11 May 2005

Simple Gifts

One of my favorite aphorisms from Wittgenstein--favorite because I find I actually use it often--goes something like, 'Simply to pick the books off the floor and place them on the shelf is already to introduce order in them.' How many times I've applied that not simply to boxes of books but to other things as well.

As, for instance, Victor Caston's paper. I had placed it on a chair while I took a break, and, while I was gone, my 1 1/2 year old, Gregory, came by and evidently thought it would be good fun to pull the 65 pages down onto the ground and play in them like a pile of snow. This happened about three days ago. Citing Wittgenstein to myself, I simply picked up the separate pages and made a stack out of them, all the pages facing the same way and in the same orientation. Simply to do this, I thought to myself, is to introduce order into the pages.
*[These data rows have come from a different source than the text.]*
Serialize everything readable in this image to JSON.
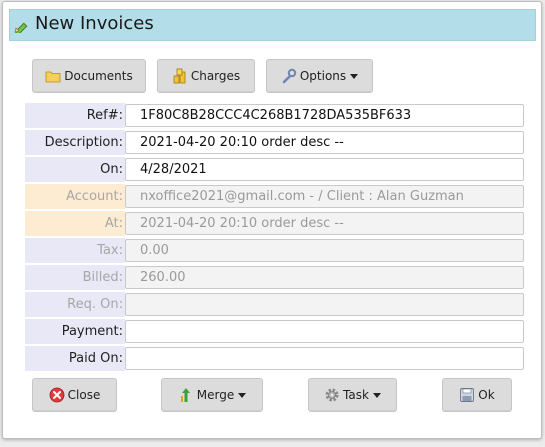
{
  "window": {
    "title": "New Invoices"
  },
  "toolbar": {
    "documents_label": "Documents",
    "charges_label": "Charges",
    "options_label": "Options"
  },
  "fields": {
    "ref": {
      "label": "Ref#:",
      "value": "1F80C8B28CCC4C268B1728DA535BF633"
    },
    "description": {
      "label": "Description:",
      "value": "2021-04-20 20:10 order desc --"
    },
    "on": {
      "label": "On:",
      "value": "4/28/2021"
    },
    "account": {
      "label": "Account:",
      "value": "nxoffice2021@gmail.com -  / Client : Alan Guzman"
    },
    "at": {
      "label": "At:",
      "value": "2021-04-20 20:10 order desc --"
    },
    "tax": {
      "label": "Tax:",
      "value": "0.00"
    },
    "billed": {
      "label": "Billed:",
      "value": "260.00"
    },
    "req_on": {
      "label": "Req. On:",
      "value": ""
    },
    "payment": {
      "label": "Payment:",
      "value": ""
    },
    "paid_on": {
      "label": "Paid On:",
      "value": ""
    }
  },
  "footer": {
    "close_label": "Close",
    "merge_label": "Merge",
    "task_label": "Task",
    "ok_label": "Ok"
  },
  "colors": {
    "titlebar": "#b3dde8",
    "label_bg": "#e8e8f6",
    "label_readonly_bg": "#fdecd1",
    "button_bg": "#dcdcdc"
  }
}
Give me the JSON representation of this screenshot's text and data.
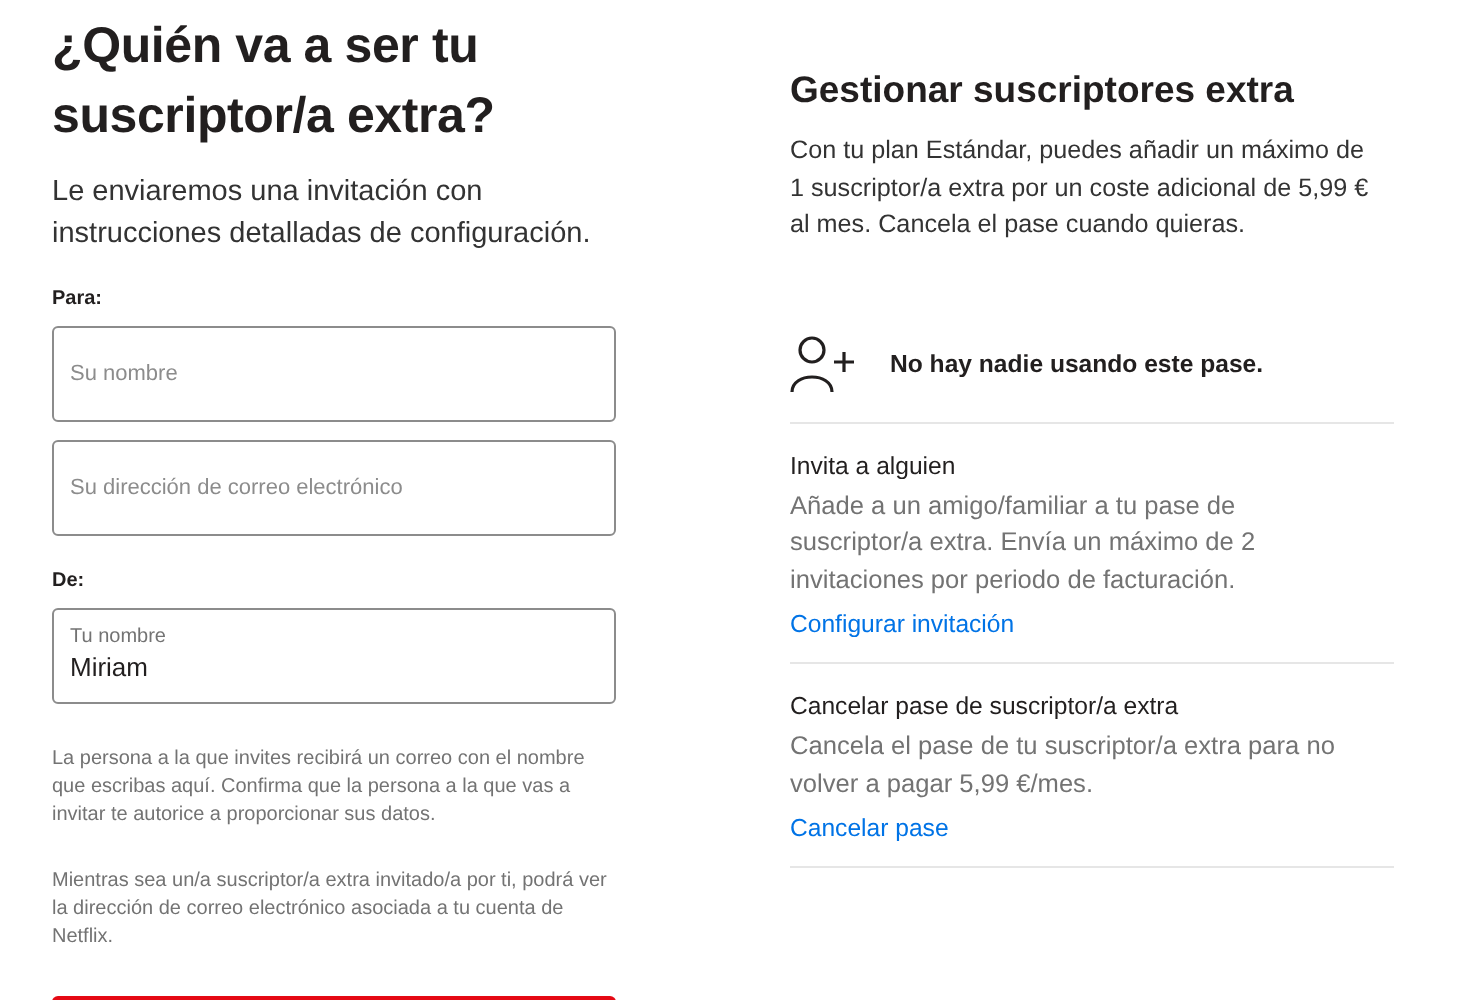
{
  "invite_form": {
    "title": "¿Quién va a ser tu suscriptor/a extra?",
    "subtitle": "Le enviaremos una invitación con instrucciones detalladas de configuración.",
    "to_label": "Para:",
    "to_fields": [
      {
        "placeholder": "Su nombre"
      },
      {
        "placeholder": "Su dirección de correo electrónico"
      }
    ],
    "from_label": "De:",
    "from_field": {
      "label": "Tu nombre",
      "value": "Miriam"
    },
    "notes": [
      "La persona a la que invites recibirá un correo con el nombre que escribas aquí. Confirma que la persona a la que vas a invitar te autorice a proporcionar sus datos.",
      "Mientras sea un/a suscriptor/a extra invitado/a por ti, podrá ver la dirección de correo electrónico asociada a tu cuenta de Netflix."
    ]
  },
  "manage": {
    "title": "Gestionar suscriptores extra",
    "description": "Con tu plan Estándar, puedes añadir un máximo de 1 suscriptor/a extra por un coste adicional de 5,99 € al mes. Cancela el pase cuando quieras.",
    "status": "No hay nadie usando este pase.",
    "sections": [
      {
        "title": "Invita a alguien",
        "description": "Añade a un amigo/familiar a tu pase de suscriptor/a extra. Envía un máximo de 2 invitaciones por periodo de facturación.",
        "link": "Configurar invitación"
      },
      {
        "title": "Cancelar pase de suscriptor/a extra",
        "description": "Cancela el pase de tu suscriptor/a extra para no volver a pagar 5,99 €/mes.",
        "link": "Cancelar pase"
      }
    ]
  }
}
It actually proved useful to read the paper in this scrambled way for a few days. One notices things, since they are not looked at in context. It's like proofreading by reading backwards, or practicing a piece of music by--as some teachers recommend--picking 4 or 8 bar units of a larger piece and learning to play them perfectly out of the normal order.

Anyway, I've spent the last hour finally putting the pages in number order as well. How very convenient that is, I realize, to have pages in order. And now, let's see if I have time to post something. I've been wanting to comment on the infinite regress argument of DA 3.2.